My Zoe is a strange, unclassifiable movie. It doesn’t fit any genre but contains elements of domestic realism, medical thriller, and sci-fi. It takes place in a speculative future, but the futuristic setting isn’t immediately obvious. Small details in costuming and prop design let us know we’re in a world with slightly advanced technology. And when the movie takes its final twist, it’s clear that we’re in uncharted territory. Even though Delpy’s drama is absorbing and suspenseful, and grounded in real-life details, there was something theoretical about it that made it hard for me to find my footing, emotionally. I felt like I was watching a parental nightmare made real and then righted with dreamlike logic.
The story centers on Isabelle (Julie Delpy), a mother and immunologist who is in the midst of a custody battle with her ex-husband, James (Richard Armitrage). Isabelle and James have a contentious relationship, and are still sniping over what went wrong in their marriage as they negotiate which days they will care for their school-aged daughter, Zoe. The movie takes its time establishing the sour dynamic between these two, maybe too much time. Isabel and James have differing backgrounds, with James originally from London and Isabelle with an American mother and French father — yet they live in Berlin. I wasn’t sure of the meaning of this, other than it made their custody arrangements slightly more complicated. Perhaps it was to account for the fact that the characters spoke to each other in English. There was also the possibility of a new job for Isabelle, which helped to set up a conflict, but ended up feeling like a loose end. In the first half, especially, the dialogue was often overwritten, bearing the weight of the story. The final third, which takes a big imaginative leap, moved much more fluidly.
(I’m heading into spoiler territory now, so stop reading if you’d prefer to watch it blind — and, if it’s not clear, I think this is a movie worth watching, especially if you like Delpy as a performer.)
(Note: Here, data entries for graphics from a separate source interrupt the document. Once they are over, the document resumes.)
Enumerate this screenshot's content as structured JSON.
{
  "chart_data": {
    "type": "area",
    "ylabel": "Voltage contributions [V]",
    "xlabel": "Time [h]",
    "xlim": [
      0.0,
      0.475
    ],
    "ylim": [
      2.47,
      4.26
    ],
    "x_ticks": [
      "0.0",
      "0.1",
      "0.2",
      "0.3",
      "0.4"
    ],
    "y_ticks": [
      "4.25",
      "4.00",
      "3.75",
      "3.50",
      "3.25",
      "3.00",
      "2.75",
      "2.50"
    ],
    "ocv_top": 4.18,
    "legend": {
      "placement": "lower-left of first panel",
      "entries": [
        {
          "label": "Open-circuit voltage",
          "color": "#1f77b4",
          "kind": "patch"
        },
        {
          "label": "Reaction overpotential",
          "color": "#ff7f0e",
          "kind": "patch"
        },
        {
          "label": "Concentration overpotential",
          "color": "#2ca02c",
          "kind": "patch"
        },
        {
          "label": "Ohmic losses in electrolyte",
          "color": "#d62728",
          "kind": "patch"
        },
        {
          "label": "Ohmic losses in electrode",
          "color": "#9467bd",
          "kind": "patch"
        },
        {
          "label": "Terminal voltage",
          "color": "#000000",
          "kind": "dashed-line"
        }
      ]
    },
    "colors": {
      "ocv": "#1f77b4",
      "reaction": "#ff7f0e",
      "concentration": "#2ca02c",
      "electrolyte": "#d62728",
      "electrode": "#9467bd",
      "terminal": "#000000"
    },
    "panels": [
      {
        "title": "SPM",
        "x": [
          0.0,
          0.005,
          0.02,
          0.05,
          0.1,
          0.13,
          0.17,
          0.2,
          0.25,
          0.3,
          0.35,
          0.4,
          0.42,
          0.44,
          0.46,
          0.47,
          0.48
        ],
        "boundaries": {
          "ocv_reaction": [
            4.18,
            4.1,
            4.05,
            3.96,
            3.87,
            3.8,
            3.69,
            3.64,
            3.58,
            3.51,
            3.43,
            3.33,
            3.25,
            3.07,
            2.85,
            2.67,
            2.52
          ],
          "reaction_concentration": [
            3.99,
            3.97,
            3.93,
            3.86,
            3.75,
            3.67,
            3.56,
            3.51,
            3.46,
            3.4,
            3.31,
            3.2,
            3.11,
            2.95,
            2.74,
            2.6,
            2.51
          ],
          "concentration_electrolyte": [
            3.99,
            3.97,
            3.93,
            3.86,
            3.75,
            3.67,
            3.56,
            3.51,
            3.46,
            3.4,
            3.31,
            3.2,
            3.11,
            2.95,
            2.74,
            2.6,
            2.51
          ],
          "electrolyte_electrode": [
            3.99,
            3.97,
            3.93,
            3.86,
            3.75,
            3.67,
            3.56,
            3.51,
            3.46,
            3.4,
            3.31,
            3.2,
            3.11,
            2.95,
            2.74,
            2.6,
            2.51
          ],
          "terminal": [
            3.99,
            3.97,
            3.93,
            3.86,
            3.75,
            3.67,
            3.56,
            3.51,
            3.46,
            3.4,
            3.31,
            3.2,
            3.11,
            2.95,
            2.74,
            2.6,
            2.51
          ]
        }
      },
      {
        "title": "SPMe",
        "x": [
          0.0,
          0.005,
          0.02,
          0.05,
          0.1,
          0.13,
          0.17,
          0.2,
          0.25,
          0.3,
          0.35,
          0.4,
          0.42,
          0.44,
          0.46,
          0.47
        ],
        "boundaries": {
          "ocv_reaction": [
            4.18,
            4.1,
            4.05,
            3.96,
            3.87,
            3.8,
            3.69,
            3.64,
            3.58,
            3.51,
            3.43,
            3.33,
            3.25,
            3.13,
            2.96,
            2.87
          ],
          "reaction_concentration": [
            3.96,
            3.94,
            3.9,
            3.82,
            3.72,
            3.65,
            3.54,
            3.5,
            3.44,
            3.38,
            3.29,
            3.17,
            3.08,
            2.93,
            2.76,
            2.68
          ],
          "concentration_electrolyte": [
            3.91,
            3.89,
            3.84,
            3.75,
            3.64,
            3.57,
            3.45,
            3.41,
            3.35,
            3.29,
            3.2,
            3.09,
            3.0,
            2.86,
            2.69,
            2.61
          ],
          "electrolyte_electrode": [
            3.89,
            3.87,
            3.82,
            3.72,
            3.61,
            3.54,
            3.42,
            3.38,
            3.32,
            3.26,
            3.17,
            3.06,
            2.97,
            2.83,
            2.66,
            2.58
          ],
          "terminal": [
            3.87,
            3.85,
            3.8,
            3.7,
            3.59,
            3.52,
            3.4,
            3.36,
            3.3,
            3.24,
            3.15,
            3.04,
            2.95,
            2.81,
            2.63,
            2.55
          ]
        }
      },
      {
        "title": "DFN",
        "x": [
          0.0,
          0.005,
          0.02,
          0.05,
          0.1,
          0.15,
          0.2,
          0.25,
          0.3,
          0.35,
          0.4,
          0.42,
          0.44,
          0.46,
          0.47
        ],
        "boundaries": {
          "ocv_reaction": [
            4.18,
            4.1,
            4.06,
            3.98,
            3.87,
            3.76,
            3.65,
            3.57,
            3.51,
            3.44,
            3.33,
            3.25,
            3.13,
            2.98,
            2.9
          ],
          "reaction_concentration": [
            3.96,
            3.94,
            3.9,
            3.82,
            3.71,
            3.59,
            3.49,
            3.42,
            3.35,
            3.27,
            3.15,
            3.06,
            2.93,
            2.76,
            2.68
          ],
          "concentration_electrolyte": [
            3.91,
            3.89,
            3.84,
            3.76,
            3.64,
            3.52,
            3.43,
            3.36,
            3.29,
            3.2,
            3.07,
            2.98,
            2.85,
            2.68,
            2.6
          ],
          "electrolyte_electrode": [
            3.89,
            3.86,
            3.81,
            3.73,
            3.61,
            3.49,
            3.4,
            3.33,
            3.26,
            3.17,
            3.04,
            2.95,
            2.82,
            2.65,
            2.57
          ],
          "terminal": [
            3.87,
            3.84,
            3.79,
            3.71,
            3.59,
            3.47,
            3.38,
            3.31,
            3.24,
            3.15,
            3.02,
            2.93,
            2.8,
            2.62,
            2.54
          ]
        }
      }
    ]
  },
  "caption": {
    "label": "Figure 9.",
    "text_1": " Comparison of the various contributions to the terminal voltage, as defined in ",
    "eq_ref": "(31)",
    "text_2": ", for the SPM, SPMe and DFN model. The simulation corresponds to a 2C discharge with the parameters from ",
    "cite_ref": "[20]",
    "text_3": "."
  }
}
All these little details of Isabelle’s and James’s daily life become meaningless when Zoe falls into a coma after a minor playground accident. Zoe was under Isabelle’s care when she fell sick, and James’s first response is to blame Isabelle. One of the strongest scenes in the movie is an extended argument between Isabelle and James in the OR waiting area. It’s before they fully understand the gravity of Zoe’s injury and still have the energy to fight. When it becomes clear that Zoe will not recover, the two go into a numbed state of cooperation. James believes that he and Isabelle will come together in their grief, but Isabelle has other plans: she wants to try to clone Zoe using a risky, experimental treatment involving IVF.
Delpy tries to make the cloning portion of the story as believable as possible, both by attending to the logistics of the treatment and by showing Isabelle’s desperation to get some version of her daughter back. There’s a kind of madness to Isabelle’s desire to reunite with Zoe, and I had the sense that it wasn’t just about recovering Zoe, but also getting the hours back that she had lost to James, when he spent time with Zoe without her. In the early scenes, a few throwaway lines show that Isabelle feels that there is something fundamentally unfair about the custody agreement, and that she is cheated of time with Zoe that she rightly deserves, as her mother. In the movie’s final scenes, Isabelle has apparently gotten her wish for a cloned Zoe, but she has done it on her own, without James. It’s a dark fantasy of sole custody, as well as a grieving parent’s wish fulfillment. While there is some lip service given to the ethical questions of cloning, I was left wondering what on earth Isabelle would tell Zoe #2 about her father, and the Zoe that came before her. The mixture of realism and fantasy left me with an uneasy feeling, which may be exactly what Delpy intended.